Probe nose testing at Wichita State

Airball collaborator Matthew Schmid at Wichita State University did some new testing of two probe nose concepts. Here are some quick videos of the testing in progress:




The experiment is best described in the Github repo, so please first check out the following:


First let's analyze the "2-hole" head. This is a plot of the pressure coefficients from all the holes, for the 5 psf test:


First, all 5 holes from the probe nose show really good correspondence of the data (orange dots) with theory (blue dots). There is some difference, which is proportionate. This is great.

Notice, however, how the static pressure signal is really poor. It is highly asymmetric and does not seem consistent. The "2-hole" concept relies on having two controlled orifices, on the left and the right, feeding pressure into a common plenum and thus averaging out the pressure in a predictable manner. But in our setup, we just plumbed 1/16" passages through windy 3D printed matter, with a right angle somewhere there, creating an unknown and inconsistent resistance to cross-flow.

If we want to try again, we should probably consider creating two, precisely drilled, tiny "orifice plates" out of metal to create the two side holes, and connecting them with a large plenum. Not unsurprisingly, this setup sounds very much like the static source on the side of an actual airplane!

Having basically dismissed the 2-hole static source as currently implemented, let's take a look at the case with the explicit static tube. Here again is the 5 psf test:


There the static pressure signal looks very symmetrical and useable. There is one interesting factor though.
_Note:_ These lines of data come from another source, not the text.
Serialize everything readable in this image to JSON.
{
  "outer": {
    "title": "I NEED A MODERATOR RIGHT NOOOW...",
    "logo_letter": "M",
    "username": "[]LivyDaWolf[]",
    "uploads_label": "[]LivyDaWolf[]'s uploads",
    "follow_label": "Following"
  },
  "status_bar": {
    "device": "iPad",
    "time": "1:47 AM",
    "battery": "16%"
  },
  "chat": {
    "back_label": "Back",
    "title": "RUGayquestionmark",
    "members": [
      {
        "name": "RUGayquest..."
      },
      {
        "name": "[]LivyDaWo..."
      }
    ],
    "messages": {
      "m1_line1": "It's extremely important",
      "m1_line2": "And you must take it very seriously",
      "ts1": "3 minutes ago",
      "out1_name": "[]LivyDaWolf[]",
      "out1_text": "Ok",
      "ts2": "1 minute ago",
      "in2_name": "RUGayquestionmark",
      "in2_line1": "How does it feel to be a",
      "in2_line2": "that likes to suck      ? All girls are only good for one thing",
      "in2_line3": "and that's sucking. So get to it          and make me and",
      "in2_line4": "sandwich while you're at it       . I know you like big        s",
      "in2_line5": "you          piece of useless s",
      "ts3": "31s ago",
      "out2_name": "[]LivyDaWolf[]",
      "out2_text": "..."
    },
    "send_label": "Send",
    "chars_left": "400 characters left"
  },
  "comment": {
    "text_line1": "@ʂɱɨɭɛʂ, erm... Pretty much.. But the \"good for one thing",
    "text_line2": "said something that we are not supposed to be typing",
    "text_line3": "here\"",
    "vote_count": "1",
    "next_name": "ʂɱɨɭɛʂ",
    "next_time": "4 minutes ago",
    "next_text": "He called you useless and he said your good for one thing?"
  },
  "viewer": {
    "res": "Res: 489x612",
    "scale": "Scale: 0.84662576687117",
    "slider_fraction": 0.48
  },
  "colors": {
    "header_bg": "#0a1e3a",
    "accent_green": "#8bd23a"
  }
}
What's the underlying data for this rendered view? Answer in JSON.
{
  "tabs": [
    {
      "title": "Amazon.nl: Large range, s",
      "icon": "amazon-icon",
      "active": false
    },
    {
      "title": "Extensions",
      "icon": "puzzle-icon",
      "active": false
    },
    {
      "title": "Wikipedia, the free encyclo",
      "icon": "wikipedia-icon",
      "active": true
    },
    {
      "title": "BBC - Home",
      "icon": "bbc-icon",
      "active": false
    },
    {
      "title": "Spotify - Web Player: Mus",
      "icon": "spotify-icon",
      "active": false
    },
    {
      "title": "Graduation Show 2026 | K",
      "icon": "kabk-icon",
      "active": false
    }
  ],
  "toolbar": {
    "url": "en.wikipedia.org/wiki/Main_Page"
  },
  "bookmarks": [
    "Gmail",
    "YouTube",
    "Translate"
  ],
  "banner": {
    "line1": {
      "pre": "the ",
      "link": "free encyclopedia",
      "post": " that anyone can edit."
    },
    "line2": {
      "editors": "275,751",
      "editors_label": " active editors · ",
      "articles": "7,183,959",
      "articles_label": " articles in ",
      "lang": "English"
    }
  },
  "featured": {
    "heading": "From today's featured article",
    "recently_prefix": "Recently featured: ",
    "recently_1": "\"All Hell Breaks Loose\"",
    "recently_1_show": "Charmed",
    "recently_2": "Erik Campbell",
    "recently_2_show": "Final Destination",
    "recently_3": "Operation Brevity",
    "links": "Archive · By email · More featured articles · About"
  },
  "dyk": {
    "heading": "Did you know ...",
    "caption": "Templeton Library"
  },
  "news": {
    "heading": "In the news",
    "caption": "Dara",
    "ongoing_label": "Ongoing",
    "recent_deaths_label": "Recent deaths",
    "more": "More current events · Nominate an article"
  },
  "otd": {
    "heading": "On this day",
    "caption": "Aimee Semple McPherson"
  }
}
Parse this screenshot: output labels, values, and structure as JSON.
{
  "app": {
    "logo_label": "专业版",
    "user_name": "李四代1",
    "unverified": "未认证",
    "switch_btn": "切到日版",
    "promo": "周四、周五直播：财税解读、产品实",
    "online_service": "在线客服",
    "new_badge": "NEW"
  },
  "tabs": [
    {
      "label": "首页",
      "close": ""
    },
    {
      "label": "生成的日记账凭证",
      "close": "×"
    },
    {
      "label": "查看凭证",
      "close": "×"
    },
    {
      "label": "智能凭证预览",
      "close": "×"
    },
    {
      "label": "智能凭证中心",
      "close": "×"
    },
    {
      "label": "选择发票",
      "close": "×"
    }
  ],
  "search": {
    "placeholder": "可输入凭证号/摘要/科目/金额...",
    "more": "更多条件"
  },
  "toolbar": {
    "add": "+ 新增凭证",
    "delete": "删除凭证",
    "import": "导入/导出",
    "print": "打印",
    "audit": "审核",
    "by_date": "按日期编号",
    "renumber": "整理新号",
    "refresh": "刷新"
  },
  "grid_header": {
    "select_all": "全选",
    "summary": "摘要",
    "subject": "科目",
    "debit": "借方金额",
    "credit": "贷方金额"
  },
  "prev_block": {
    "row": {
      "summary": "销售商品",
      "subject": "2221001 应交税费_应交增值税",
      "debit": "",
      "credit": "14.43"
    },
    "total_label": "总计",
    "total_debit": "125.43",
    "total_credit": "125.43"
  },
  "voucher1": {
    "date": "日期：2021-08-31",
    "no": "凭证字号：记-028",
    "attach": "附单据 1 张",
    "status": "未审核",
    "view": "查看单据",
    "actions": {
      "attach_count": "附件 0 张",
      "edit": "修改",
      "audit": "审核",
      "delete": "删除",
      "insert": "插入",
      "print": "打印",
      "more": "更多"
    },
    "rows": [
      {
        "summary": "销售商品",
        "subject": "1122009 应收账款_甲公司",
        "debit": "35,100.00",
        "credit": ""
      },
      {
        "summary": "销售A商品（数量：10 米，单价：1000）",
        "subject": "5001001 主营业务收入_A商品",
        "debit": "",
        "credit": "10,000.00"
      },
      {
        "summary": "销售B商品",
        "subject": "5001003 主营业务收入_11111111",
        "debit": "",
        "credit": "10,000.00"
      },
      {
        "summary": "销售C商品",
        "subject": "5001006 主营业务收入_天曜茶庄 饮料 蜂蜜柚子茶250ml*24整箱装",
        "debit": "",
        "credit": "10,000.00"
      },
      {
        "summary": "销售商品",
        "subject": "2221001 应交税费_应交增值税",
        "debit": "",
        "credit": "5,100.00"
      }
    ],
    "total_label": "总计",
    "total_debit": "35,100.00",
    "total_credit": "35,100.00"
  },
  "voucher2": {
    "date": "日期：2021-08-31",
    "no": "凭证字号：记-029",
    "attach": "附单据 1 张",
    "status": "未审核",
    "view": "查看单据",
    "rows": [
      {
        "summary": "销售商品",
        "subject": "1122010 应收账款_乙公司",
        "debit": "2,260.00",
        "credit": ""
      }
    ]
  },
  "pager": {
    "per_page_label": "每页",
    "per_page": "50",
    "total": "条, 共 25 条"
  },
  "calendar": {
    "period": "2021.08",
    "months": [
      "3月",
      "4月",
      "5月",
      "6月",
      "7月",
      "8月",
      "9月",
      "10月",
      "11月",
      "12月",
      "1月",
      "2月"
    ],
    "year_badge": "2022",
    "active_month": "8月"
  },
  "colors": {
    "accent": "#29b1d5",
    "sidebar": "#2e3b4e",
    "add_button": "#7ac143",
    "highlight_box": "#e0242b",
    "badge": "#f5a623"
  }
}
Look at the way it varies with alpha:


At positive alpha, the static probe is "shadowed" behind the probe nose, and so it reads a lower pressure. We decided to put the static probe tube above the nose so as not to interfere with the angle of attack reading -- but now we realize that the nose interferes with it! This is okay. We can use this calibration to get a reasonable system.

If we combine the static probe head data for 5 psf and 20 psf, we can see the effect of Reynolds number on our results. At least in the range tested, the pressure coefficients are consistent (not an outlier row of data around beta = 24 degrees, which we will eliminate).


The next steps are to reproduce the static probe geometry in a manufacturable and durable manner. In particular, the problem we were having is that the probe tube would rotate freely in the 3D printed nose, and just adding a set screw was not enough to constrain it. Our current approach is to use stainless steel capillary tubing and silver-solder on a small mounting "foot" to constrain it better.